Now the question that needs to really be asked is, what is the posted speed limit of that road? Honest question. I don't live in CA so I have no idea what those roads are like. Going 52 in a posted 50 zone is fine. Conversely going 52 in a posted 65 is just stupid.
 
2013-05-09 02:17:55 PM  

Cyberluddite: NightOwl2255:   Tesla outperforms the Porsche

Carrera 4S  ,

Outperforms it how?
 
2013-05-09 02:18:18 PM  

fluffy2097: Elon Musk sues anyone who gives them bad reviews.

I imagine Consumer Reports just didn't want the hassle.


Really? He sued the NYTimes? When?
 
2013-05-09 02:18:21 PM  

NightOwl2255: Any car that can't go 200 miles without needing a several hour charge (if you can find a place to recharge) is very substandard for my needs.


Then don't buy one.

From moped to 18-wheeler, we have different vehicles for different purposes.  There's not such thing as an "all-purpose vehicle".
 
2013-05-09 02:18:39 PM  

EngineerAU: Slightly related since electric cars will increase the demand for electricity, has anyone else noticed that the price of solar panels has dropped faster than a pair of panties at a frat kegger? Down 80% over the past four years. It's crazy... but the good kind of crazy, not the show up at your door at 3am declaring never ending love kind of crazy.
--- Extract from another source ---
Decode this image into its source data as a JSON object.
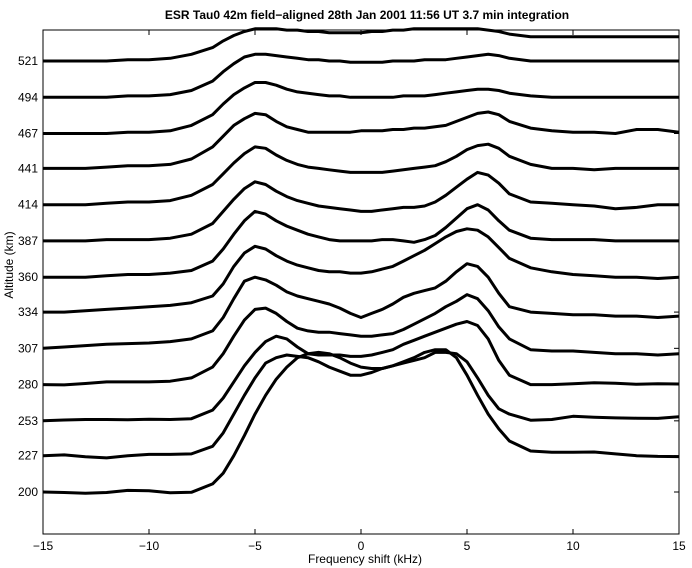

/Mostly because solar doesn't work very well at 3am


Yep. I'm looking to double the 13kw solar array on the roof of our office in the coming months; get the place up to 50% powered by on-site solar.

The price we paid for 10kw of PV array in 2007 was $10 a watt ($100,000). Today we can do it for about $3.50 a watt.

Interestingly, at least in this area of the country, the overal ROI date always ends up being just about the same, regardless of when we install the panels. In 2007, the ROI date was 12 years out 2019. In 2013, the ROI date is 6.5 years out, in 2019.